Should she take the legalistic approach like the Pharisees, divorcing Mark for breaking his marriage vows, then withdrawing from her enemies and starting over someplace else? Someplace where she wouldn’t have to hear the shocked whispers behind her back or endure the pitying looks?
Or, like the Sadducees, should she compromise with her enemies, amicably dividing up the household goods with Mark, and find another man to take Mark’s place? Right now the thought of allowing herself to trus
t another man was too overwhelming for Abby to contemplate. She hadn’t been one of the popular girls in high school, with dozens of boyfriends and dates. Studious and shy in college, she discovered she had much in common with quiet Mark MacLeod when they met while working at Turkey Run State Park one summer. Surrounded by the forest they both loved so much, falling in love had been as effortless as falling in step with each other on the wooded paths.

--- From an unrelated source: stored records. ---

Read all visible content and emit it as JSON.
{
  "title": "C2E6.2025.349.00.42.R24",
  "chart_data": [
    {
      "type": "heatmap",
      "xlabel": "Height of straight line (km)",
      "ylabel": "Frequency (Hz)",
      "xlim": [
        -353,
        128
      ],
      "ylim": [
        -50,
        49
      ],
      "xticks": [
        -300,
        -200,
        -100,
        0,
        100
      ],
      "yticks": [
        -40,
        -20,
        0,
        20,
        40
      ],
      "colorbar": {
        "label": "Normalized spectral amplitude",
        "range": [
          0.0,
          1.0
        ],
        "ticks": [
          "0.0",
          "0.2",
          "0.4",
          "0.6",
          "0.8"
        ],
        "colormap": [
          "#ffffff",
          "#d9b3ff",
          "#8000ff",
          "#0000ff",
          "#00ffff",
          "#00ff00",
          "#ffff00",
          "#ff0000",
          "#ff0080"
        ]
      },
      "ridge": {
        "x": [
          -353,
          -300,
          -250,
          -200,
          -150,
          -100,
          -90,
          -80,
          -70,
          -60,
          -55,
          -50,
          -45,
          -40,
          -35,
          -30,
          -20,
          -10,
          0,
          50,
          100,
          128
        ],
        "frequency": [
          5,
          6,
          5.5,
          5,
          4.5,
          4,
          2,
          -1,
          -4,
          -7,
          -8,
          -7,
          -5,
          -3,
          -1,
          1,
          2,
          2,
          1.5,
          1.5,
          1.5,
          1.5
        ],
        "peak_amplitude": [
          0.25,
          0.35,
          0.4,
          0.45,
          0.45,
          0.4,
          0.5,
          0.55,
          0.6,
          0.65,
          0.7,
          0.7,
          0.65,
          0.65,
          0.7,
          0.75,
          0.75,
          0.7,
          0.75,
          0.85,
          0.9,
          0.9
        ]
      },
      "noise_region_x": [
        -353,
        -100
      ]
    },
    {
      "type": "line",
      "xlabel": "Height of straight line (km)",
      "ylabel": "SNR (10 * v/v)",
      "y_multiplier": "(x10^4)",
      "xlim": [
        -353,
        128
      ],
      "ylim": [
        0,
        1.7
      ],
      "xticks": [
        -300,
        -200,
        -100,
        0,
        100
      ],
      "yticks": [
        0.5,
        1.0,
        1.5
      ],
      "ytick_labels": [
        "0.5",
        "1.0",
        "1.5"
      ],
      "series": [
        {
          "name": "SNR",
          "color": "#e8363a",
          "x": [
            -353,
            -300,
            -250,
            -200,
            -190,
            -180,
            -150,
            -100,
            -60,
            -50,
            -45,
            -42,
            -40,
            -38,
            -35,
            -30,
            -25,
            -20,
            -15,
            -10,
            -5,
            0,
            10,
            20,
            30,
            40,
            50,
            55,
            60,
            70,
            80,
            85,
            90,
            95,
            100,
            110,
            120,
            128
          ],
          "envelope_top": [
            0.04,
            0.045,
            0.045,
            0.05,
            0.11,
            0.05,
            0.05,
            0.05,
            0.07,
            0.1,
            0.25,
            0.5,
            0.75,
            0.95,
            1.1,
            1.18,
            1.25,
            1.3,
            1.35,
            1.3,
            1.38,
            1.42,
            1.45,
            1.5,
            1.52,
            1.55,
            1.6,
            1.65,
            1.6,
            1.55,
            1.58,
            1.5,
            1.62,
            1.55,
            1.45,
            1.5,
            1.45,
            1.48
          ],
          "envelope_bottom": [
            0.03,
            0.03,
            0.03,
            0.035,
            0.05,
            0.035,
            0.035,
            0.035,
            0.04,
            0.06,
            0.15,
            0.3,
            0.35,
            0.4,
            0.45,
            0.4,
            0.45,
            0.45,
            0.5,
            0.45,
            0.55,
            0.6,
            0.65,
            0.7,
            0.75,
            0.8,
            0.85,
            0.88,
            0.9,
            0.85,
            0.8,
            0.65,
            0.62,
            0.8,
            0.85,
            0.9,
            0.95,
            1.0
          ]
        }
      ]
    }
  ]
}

The Zealots had chosen to fight, and although Abby didn’t want Mark back and wasn’t interested in fighting with Lind-sey Cook over him, she wondered if she should continue to fight with Mark, dragging out the divorce, suing him for the house and every cent he owned. But what good would money do her—or a house in which every floorboard creaked with memories?
Then there was Jesus’ solution. Hannah still hadn’t discussed what that was yet.
As Abby was about to close her Bible she noticed a strange series of markings on the page, as if certain letters and groups of letters had been underlined. She had noticed similar marks a few days ago in another place and had thought they were misprints. She tilted the page to the light to see if these were also typos, but the ink was dark blue, not black. When she flipped to the next page she could see the indentations a pen had made when it had been pressed down. How odd. This Bible was brand-new, a present from Emily. Had her daughter made the marks? If so, what did they mean? She hadn’t underlined verses or even whole words—just random letters. Abby decided to ask Emily about them the next time she sent an email message.
Abby thought about Emily’s last email letter as she walked back to the dig site to resume work. Daddy came to church with me on Sunday, Emily had written. I introduced him to my pastor, and they’re going to meet for coffee tomorrow night to talk. . . .
Mark was going to sit down for coffee and talk? He never talked. He didn’t have time. Throughout their last year of marriage, he’d simply swept into the house to change his clothes or to sleep or to check his mail. The rest of the time he was always busy working fifty or sixty hours a week—at least he’d said he was working. Abby felt her anger building again, churning her stomach like a stormy sea. How could God bring something good out of this?